Section 12. APPLICABLE LAW

12.1 – The GSC, and the contracts concluded through it, their validity, as well as their resolution, their execution and their interpretation, as well as the resolution of disputes arising from those, will be entirely governed by the United Nations Convention on Contracts for the International Sale of Goods (Vienna Convention of 1980) hereinafter referred as CISG, and, insofar as such matters are not covered by CISG, by the Italian law.

12.2 – The statements made or the conduct of the Parties during negotiations or during the execution of the contract can only contribute in the interpretation of the contract to which those concern, and insofar as those are not at odds with GSC or with written agreements taken by the Parties at the conclusion of the contract in question.

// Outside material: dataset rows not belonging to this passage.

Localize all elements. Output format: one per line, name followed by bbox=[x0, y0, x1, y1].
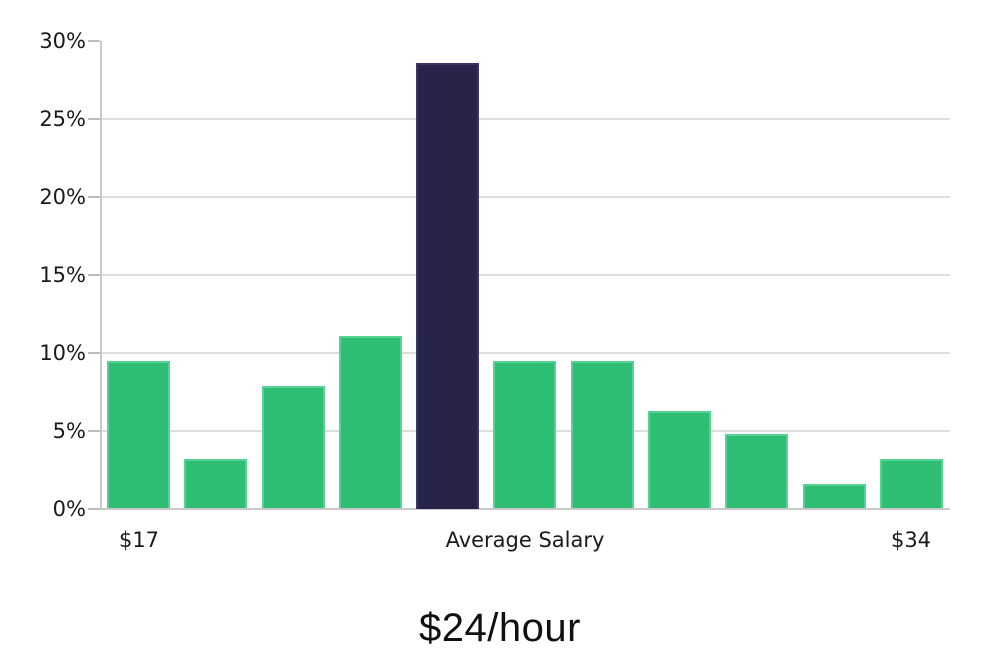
bar bbox=[803, 484, 866, 509]
bar bbox=[648, 411, 711, 509]
y-tick-label: 10% bbox=[39, 341, 86, 365]
gridline bbox=[101, 274, 950, 276]
y-tick-mark bbox=[88, 40, 100, 42]
bar bbox=[493, 361, 556, 509]
bar bbox=[184, 459, 247, 509]
bar bbox=[107, 361, 170, 509]
y-tick-label: 15% bbox=[39, 263, 86, 287]
bar bbox=[262, 386, 325, 509]
y-tick-mark bbox=[88, 352, 100, 354]
y-tick-mark bbox=[88, 430, 100, 432]
y-tick-label: 30% bbox=[39, 29, 86, 53]
plot-area bbox=[100, 41, 950, 510]
x-label-min: $17 bbox=[118, 528, 160, 552]
x-label-center: Average Salary bbox=[445, 528, 605, 552]
gridline bbox=[101, 118, 950, 120]
bar-highlight bbox=[416, 63, 479, 509]
y-tick-label: 25% bbox=[39, 107, 86, 131]
y-tick-label: 20% bbox=[39, 185, 86, 209]
y-tick-label: 5% bbox=[52, 419, 86, 443]
bar bbox=[880, 459, 943, 509]
x-axis-line bbox=[100, 508, 950, 510]
y-tick-label: 0% bbox=[52, 497, 86, 521]
bar bbox=[571, 361, 634, 509]
chart-title: $24/hour bbox=[419, 606, 581, 650]
x-label-max: $34 bbox=[890, 528, 932, 552]
y-tick-mark bbox=[88, 274, 100, 276]
y-axis-line bbox=[100, 41, 102, 509]
y-tick-mark bbox=[88, 196, 100, 198]
bar bbox=[725, 434, 788, 509]
bar bbox=[339, 336, 402, 509]
gridline bbox=[101, 352, 950, 354]
y-tick-mark bbox=[88, 508, 100, 510]
y-tick-mark bbox=[88, 118, 100, 120]
gridline bbox=[101, 196, 950, 198]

Section 13. RESOLUTION OF DISPUTES

13.1-All disputes arising from the GSC, and from the agreements concluded through it, or in connection therewith shall be resolved primarily through friendly consultations between the Parties. If so has not reached a solution, within 60 days from the date on which one of the Parties notifies the other in writing of the existence of a dispute, it will be definitively resolved under the Rules of Conciliation and Arbitration of International Chamber of Commerce by one arbiter appointed in accordance with that regulation. The arbitration award shall be final and binding upon the Parties. The judgment will take place in Macerata and will be held in Italian.